Is this file being updated? Check the ownership of the file and compare it with who is running filebeat
registry_file: /var/lib/filebeat/registry

This is the initial state of the registry file .

{"/var/www/zap-daemon/log/test.log":{"source":"/var/www/zap-daemon/log/test.log","offset":1036,"FileStateOS":{"inode":530079,"device":51713}},"/var/www/zap-daemon/log/zap-daemon.log":{"source":"/var/www/zap-daemon/log/zap-daemon.log","offset":13854305,"FileStateOS":{"inode":530077,"device":51713}}}

I made changes to second file, i.e., /var/www/zap-daemon/log/zap-daemon.log.
This is the registry file, after i manually added a log entry to the log file.

{"/var/www/zap-daemon/log/test.log":{"source":"/var/www/zap-daemon/log/test.log","offset":1036,"FileStateOS":{"inode":530079,"device":51713}},"/var/www/zap-daemon/log/zap-daemon.log":{"source":"/var/www/zap-daemon/log/zap-daemon.log","offset":13854322,"FileStateOS":{"inode":530073,"device":51713}}}

This file is owned by the "root" user.

Still i am getting the whole log file contents in kibana and when i am searching for a particular field, thing are duplicating.

What is the command you used to add a line to the log file?

The log output you posted above is what I'm also interested in, but it stops directly before we see some metrics.
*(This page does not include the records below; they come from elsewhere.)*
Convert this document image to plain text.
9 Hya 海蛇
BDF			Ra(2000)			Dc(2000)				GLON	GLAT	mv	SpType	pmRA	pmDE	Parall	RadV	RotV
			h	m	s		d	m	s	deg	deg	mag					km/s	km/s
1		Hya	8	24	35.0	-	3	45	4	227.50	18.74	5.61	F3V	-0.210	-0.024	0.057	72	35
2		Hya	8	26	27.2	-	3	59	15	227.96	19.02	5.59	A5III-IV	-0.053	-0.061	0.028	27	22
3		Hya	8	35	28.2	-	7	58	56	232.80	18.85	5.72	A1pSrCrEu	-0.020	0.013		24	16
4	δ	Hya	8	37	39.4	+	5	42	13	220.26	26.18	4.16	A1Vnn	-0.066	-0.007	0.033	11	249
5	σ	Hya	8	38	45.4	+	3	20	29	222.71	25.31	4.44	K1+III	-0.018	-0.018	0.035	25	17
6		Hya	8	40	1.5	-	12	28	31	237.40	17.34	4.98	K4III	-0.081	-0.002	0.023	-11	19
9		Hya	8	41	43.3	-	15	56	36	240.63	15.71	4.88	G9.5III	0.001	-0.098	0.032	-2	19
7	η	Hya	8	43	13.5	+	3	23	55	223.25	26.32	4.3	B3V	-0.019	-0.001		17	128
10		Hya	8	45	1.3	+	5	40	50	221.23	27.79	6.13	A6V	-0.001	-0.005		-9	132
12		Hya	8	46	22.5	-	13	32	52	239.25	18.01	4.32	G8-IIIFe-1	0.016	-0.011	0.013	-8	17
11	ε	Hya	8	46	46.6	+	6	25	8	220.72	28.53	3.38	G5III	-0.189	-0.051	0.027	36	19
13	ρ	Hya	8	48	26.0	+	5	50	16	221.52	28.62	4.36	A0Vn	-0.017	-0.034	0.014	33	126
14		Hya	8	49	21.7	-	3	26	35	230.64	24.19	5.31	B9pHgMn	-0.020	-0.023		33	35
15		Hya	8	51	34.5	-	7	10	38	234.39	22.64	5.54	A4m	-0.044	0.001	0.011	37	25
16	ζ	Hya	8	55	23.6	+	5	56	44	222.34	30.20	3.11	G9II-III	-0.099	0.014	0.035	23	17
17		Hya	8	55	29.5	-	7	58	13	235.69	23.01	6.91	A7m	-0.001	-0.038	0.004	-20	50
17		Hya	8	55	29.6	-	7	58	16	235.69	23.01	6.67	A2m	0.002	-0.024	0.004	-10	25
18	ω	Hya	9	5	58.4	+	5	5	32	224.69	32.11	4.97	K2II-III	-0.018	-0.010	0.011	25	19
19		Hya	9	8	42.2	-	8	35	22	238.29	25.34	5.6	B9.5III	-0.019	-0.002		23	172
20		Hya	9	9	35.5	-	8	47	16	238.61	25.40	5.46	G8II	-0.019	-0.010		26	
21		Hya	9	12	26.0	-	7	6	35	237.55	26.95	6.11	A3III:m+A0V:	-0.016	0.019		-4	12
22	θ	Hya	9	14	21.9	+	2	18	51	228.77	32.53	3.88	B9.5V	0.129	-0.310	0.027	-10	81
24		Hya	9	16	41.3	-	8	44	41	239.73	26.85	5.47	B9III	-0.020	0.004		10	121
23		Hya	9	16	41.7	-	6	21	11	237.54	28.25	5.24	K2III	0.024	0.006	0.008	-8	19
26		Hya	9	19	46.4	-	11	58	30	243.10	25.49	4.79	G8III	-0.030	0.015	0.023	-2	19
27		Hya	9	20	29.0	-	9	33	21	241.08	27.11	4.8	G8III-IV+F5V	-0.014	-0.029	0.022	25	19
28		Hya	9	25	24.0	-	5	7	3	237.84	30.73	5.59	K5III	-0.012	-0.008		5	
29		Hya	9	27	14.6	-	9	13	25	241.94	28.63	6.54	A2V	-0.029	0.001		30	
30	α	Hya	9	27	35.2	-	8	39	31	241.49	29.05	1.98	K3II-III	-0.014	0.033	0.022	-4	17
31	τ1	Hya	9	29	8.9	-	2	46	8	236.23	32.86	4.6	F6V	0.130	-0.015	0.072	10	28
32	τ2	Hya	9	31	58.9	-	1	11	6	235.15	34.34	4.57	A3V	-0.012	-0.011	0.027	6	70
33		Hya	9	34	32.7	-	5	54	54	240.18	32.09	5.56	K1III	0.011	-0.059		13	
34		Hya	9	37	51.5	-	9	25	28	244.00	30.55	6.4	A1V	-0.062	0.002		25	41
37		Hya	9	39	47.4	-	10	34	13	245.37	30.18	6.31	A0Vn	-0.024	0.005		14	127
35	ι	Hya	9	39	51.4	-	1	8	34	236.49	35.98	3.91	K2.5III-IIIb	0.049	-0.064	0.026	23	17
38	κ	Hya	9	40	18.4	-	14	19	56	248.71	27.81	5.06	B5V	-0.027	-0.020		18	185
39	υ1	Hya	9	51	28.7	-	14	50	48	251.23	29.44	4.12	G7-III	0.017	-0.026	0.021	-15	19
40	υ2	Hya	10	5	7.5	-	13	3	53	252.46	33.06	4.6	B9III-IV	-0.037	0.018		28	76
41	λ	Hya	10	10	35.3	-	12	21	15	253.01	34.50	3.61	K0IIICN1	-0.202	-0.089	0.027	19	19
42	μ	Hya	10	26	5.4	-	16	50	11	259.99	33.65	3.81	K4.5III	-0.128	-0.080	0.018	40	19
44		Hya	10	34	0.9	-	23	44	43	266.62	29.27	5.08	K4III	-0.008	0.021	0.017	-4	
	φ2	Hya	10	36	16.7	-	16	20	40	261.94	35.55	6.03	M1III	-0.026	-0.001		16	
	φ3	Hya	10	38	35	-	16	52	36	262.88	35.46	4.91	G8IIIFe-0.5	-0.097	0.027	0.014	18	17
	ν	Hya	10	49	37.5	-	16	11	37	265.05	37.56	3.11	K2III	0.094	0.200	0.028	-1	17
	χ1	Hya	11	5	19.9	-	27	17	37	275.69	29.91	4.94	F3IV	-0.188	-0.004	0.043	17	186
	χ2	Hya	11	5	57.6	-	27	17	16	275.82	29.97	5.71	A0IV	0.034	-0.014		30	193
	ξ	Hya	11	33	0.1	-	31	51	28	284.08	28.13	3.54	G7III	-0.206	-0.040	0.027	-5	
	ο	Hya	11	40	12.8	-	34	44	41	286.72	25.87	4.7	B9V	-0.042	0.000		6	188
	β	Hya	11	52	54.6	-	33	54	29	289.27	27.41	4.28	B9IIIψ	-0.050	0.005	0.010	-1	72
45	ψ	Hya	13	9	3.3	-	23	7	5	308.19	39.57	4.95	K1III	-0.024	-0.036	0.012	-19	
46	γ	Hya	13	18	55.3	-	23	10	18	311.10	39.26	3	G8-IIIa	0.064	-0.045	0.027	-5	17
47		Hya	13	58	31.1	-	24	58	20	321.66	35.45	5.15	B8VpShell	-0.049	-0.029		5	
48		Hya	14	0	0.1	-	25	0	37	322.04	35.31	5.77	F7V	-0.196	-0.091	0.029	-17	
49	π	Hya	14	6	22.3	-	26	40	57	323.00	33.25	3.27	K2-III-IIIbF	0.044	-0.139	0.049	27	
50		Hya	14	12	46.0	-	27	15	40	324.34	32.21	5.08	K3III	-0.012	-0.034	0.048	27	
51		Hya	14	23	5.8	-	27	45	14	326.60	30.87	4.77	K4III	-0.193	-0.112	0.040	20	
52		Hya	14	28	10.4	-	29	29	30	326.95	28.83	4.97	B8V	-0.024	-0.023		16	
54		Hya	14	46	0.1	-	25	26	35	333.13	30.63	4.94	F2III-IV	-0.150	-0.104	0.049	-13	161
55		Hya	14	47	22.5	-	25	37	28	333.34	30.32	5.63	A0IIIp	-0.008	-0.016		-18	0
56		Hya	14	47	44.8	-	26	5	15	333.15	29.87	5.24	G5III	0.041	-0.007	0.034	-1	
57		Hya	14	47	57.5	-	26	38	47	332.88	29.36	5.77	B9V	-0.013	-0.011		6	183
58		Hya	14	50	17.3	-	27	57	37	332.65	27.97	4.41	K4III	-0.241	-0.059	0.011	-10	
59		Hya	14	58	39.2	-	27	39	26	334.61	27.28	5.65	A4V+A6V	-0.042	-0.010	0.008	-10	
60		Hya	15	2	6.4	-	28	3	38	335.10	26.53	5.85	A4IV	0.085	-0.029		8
Please wait at least 30s until you see a metric entry. Best use a gist to paste it in and then link it here.

I am using vi editor to add a line to the logs.

Here is the output from the above command.

Here is the output of the filebeat log when nothing is added to the log file.

https://gist.github.com/anonymous/fe9afc51533564c81c9f31e0915ddb6c

I followed the instructions in this topic.

As mentioned in the above topic, when we use echo to add a line to the log file, the problem is solved. When vi editor is used, the whole file is being shipped to the Elasticsearch.

Use echo to add lines to the log file. That solves the issue.

I can confirm this behavior. I think it is because after you edit the file with vim it generates a new inode id. Here is the output of my registry

[{"source":"/home/martin/Dokumente/test.txt","offset":24,"FileStateOS":{"inode":278184,"device":2049},"timestamp":"2017-03-21T13:24:03.635574722+01:00","ttl":-1},{"source":"/home/martin/Dokumente/test.txt","offset":30,"FileStateOS":{"inode":278217,"device":2049},"timestamp":"2017-03-21T13:24:28.728930547+01:00","ttl":-1}]

As you can see inode is different. First i changed the file 4 times with echo. And then with vim

I'm not the linux expert but here is an article about. http://unix.stackexchange.com/questions/36467/why-inode-value-changes-when-we-edit-in-vi-editor/37177

Thanks for the confirmation and link.

:see_no_evil: I see that is answered in the logstash topic

@maddin2016 Very interesting to know. I wasn't aware vim had this option.

This topic was automatically closed 28 days after the last reply. New replies are no longer allowed.